В это время прозвучал выстрел, и парень снова вскрикнул.
– Что с тобой? – спросил я.
– В ту же ногу!
– Подтянись за бугор, тебе говорят, и перетяни ногу жгутом!
Мы видели, как солдат подтянулся и скрылся от выстрелов за бугорком. Жгут у него не получался, и он просил:
– Помогите!
– Потерпи до темна, дурило! Черт тебя дернул пример показывать! – кричал я ему.
Но не выдержал и полез помогать.
– Зря рискуешь, – не одобрил мой поступок Кирмас.
– Жалко мальчишку.
Он был моложе нас года на полтора, но казался нам мальчишкой.
Летом на юге тьма наступает быстро, но нам казалось, что она не наступает очень долго. Когда, наконец, стемнело, мы, переждав осветительную ракету, подползли к раненому и помогли ему хорошо перетянуть жгут. Обе раны были серьезными. Я взвалил его себе на спину, и таким образом, где короткими перебежками, где по-пластунски, мы потащили его вперед. Когда уставали, передавали раненого друг другу. Проползая по одному месту, мы услыхали слабый стон:
– Пристрелите, братцы!
Мы задержались. В небе вспыхнула осветительная ракета, и мы увидели страшную картину: молодой паренек лежал на земле вверх лицом, а ноги его, слегка под углом к туловищу, были обращены вниз. У него был перебит позвоночник. Он страшно мучился, и было ясно, что он уже не жилец. Но осветительная ракете погасла, и мы, пробежав несколько метров вперед, упали на землю. А раненый проклинал нас и умолял пристрелить. На мне в это время был раненый, я лежал лицом к земле. Павлуша был свободен.

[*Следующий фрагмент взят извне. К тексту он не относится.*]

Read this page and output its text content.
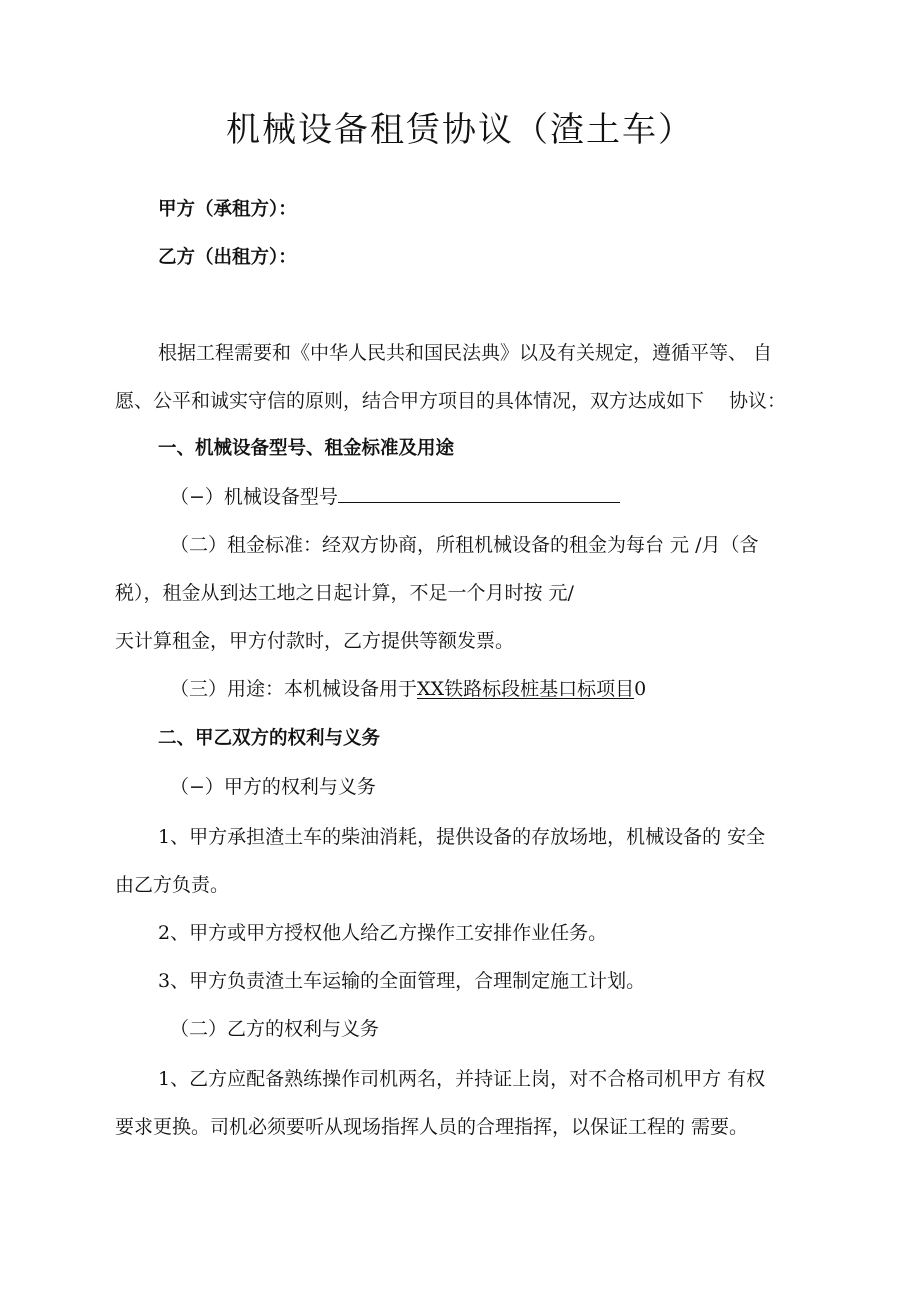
机械设备租赁协议（渣土车）
甲方（承租方）：
乙方（出租方）：
根据工程需要和《中华人民共和国民法典》以及有关规定，遵循平等、 自
愿、公平和诚实守信的原则，结合甲方项目的具体情况，双方达成如下　 协议：
一、机械设备型号、租金标准及用途
（−）机械设备型号
（二）租金标准：经双方协商，所租机械设备的租金为每台 元 /月（含
税），租金从到达工地之日起计算，不足一个月时按 元/
天计算租金，甲方付款时，乙方提供等额发票。
（三）用途：本机械设备用于XX铁路标段桩基口标项目0
二、甲乙双方的权利与义务
（−）甲方的权利与义务
1、甲方承担渣土车的柴油消耗，提供设备的存放场地，机械设备的 安全
由乙方负责。
2、甲方或甲方授权他人给乙方操作工安排作业任务。
3、甲方负责渣土车运输的全面管理，合理制定施工计划。
（二）乙方的权利与义务
1、乙方应配备熟练操作司机两名，并持证上岗，对不合格司机甲方 有权
要求更换。司机必须要听从现场指挥人员的合理指挥，以保证工程的 需要。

Он поднялся и вернулся к раненому.
– Закрой глаза, паренек, – услышал я голос Павла.
– Стреляй! Не уходи! – просил паренек.
Короткая очередь. Павел вернулся и упал рядом со мной. В свете ракеты я увидел его лицо: оно показалось мне безумным.
К рассвету мы миновали опасную зону и уже могли передвигаться во весь рост.
Заградотряд
Впереди раздались два выстрела. Стреляли в воздух. Я выругался и продолжал идти вперед, неся на себе Андрюшку.
Из окопа вылезли несколько солдат и офицер. Стояли и ждали, когда мы подойдем.
– Кто такие? Куда следуете? – спросил офицер.
Я объяснил.
– А эти?
– Ранили по пути. Прошу обоих отослать в госпиталь, а меня доставить в ВПУ.
– Сделаем! – согласился лейтенант. – А где ваш пакет? Пакет покажите!
Я расстегнулся – пакет я хранил на груди под гимнастеркой. С одного края он был замазан кровью.
– Ты ранен? – спросил лейтенант.
– Перевязывал раненого.
– А этот, второй?
– Нервный срыв. Его тоже в госпиталь.
Лейтенант вызвал полуторку, ребят погрузли и отправили в госпиталь, а меня на своем джипе – в ВПУ.
В военно-полевом управлении
ВПУ располагалось в глубоком овраге у реки Царица.
По крутому, тщательно замаскированному съезду мы спустились на дно глубокого оврага, в котором располагался штаб. Лейтенант из заградотряда представил меня стройному генералу с лицом рафинированного интеллигента.
Генерал осторожно, чтобы не замазаться кровью, сорвал с конверта сургучовую печать, прочитал содержимое и сказал:
– Ничего этого уже не надо. Ваши драпают.
Слово "драпают" в устах этого генерала больно резануло меня.
– Не может быть! – возразил я.
Генерал внимательно посмотрел на меня. Сказал строго:
– Может! – встал со стула и удалился в узел связи, вырытый в глиняной стенке оврага.
Я остался на месте. Только теперь я почувствовал страшную усталость и беспомощность. Между тем вокруг наблюдалась какая-то суетня. Бегали офицеры, на грузовики, каким-то образом оказавшиеся на дне оврага, грузились какие-то ящики, стулья, пишущие машинки… Я понял: штаб эвакуируется. "А как же я? – подумалось мне. – Пакет я передал, моя часть где-то отступает, я один и здесь никому не нужен, я чужой. Меня, чего доброго, примут за дезертира. Теперь я должен держаться за штаб, в котором меня знает хотя бы этот генерал". Я дождался, когда из узла связи вышел знакомый мне генерал, и обратился к нему.
– Я вижу, что штаб эвакуируется… Может быть, я мог бы чем-нибудь помочь.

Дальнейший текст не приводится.